En outre, « les résultats sont très contrastés entre avril et mai. En avril, les soldes d'opinion dans tous les secteurs sont nettement positifs et au-dessus de leur moyenne sur longue période », a détaillé Olivier Garnier, directeur général à la Banque de France, lors d'un point presse avec des journalistes. À l'inverse, « au mois de mai, les soldes d'opinion sont négatifs dans la construction et le bâtiment et l'activité pourrait stagner dans les services », a-t-il poursuivi.
Néanmoins, pour l'heure, en avril et mai, les services tirent la croissance économique vers le haut. Compte tenu du poids des services dans le produit intérieur brut (PIB) tricolore, ce dynamisme permet de compenser le ralentissement dans les autres secteurs, dont l'industrie et le bâtiment.

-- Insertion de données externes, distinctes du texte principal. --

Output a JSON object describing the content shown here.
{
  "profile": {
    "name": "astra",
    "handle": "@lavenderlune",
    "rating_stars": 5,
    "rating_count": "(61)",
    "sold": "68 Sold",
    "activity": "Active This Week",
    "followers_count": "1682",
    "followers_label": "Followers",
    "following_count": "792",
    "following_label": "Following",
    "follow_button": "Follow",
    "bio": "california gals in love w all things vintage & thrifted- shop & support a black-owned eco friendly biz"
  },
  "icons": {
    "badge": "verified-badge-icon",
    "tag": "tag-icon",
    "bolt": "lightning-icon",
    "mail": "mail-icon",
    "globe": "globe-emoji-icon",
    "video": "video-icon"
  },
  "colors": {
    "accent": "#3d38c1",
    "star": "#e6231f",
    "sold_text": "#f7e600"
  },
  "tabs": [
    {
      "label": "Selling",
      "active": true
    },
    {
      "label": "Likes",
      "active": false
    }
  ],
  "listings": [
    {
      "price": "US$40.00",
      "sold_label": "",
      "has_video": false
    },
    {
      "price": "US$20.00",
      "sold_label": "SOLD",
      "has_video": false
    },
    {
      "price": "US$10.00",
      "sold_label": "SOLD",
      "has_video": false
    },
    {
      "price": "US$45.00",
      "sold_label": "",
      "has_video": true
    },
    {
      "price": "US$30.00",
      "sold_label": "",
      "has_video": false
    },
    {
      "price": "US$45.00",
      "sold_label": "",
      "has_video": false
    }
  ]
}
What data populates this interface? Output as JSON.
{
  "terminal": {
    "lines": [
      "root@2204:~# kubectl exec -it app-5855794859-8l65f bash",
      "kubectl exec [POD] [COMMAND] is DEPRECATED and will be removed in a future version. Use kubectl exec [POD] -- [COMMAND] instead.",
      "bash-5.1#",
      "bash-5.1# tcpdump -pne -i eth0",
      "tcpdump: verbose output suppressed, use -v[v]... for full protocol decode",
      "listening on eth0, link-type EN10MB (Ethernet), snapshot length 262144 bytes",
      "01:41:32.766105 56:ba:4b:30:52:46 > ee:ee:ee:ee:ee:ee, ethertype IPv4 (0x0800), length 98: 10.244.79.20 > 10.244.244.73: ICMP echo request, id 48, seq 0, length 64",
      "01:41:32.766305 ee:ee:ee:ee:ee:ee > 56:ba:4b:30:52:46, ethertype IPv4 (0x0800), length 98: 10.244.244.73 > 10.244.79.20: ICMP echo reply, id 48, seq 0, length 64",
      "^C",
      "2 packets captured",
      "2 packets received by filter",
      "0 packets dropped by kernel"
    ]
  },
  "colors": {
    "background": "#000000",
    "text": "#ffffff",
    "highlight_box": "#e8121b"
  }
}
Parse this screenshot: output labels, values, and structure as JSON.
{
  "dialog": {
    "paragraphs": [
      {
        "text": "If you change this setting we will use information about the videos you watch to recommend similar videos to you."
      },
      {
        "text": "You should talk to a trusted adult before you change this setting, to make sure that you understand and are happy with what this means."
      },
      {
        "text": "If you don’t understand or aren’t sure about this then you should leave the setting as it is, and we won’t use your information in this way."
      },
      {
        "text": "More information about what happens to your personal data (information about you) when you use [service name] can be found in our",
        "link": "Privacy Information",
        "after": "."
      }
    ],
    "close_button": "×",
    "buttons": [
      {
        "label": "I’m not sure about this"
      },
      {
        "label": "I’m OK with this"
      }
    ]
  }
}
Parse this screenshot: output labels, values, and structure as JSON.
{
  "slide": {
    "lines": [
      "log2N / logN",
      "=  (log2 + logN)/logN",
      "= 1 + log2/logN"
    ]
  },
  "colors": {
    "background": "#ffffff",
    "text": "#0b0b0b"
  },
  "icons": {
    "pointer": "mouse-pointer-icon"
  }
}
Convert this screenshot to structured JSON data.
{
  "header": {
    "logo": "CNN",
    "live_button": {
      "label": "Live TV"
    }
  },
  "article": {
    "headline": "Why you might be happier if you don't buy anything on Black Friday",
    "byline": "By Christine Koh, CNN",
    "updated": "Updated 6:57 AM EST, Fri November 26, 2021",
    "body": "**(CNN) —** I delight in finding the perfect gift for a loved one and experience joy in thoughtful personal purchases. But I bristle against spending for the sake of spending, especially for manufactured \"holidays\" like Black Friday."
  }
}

« En mai, il y a habituellement des jours fériés, mais il y a eu sans doute plus de fermetures et de congés avec l'enchaînement du 8 et 9 mai, a expliqué Olivier Garnier. Certains secteurs ont sans doute pu bénéficier des jours fériés comme l'hébergement, la restauration ou la location de véhicules ». Mais ce n'est pas forcément le cas dans la construction ou l'industrie. En effet, beaucoup de chantiers ou de lignes de production ont pu être mis sur pause.
Des carnets de commandes toujours dans le rouge
Côté demande, les indicateurs sont dans le rouge. Les soldes d'opinion dans l'industrie et le bâtiment restent à la baisse et bien en deçà de leur moyenne de long terme. Frappés par la crise énergétique et l'envolée des prix des matériaux et des matières premières, ces deux secteurs ont subi de plein fouet les effets dévastateurs de la guerre en Ukraine.
À cela s'est ajouté le durcissement de la politique monétaire de la BCE depuis l'été 2022 qui a considérablement pesé sur la consommation des ménages et l'investissement ces deux dernières années. La désinflation et la future baisse des taux prévue en juin par la BCE européenne devraient redonner du souffle à la demande encore morose.
L'inflation sous-jacente devrait frôler les 2% d'ici peu
De son côté, l'indice des prix à la consommation devrait encore ralentir en avril. L'Insee doit d'ailleurs donner sa seconde estimation de l'inflation pour le mois d'avril le 15 mai pour l'instant calculée à 2,2% après 2,3% en mars. « Le mois d'avril pourrait marquer le retour de l'inflation sous-jacente (selon la définition de l'Insee) vers le seuil des 2% », souligne l'économiste de BNP-Paribas Stéphane Colliac dans une note. Elle pourrait atteindre ce niveau pour « la première fois » depuis janvier 2022.
Dans l'industrie et l'agroalimentaire, les prix à la consommation ont considérablement marqué le pas. Ce qui signifie que l'inflation rejoint la cible de la Banque centrale européenne fixée à 2%. « La baisse de l'inflation sous-jacente signifie que la désinflation se diffuse », indique, en effet, Stéphane Colliac. Une désinflation attendue de pied ferme.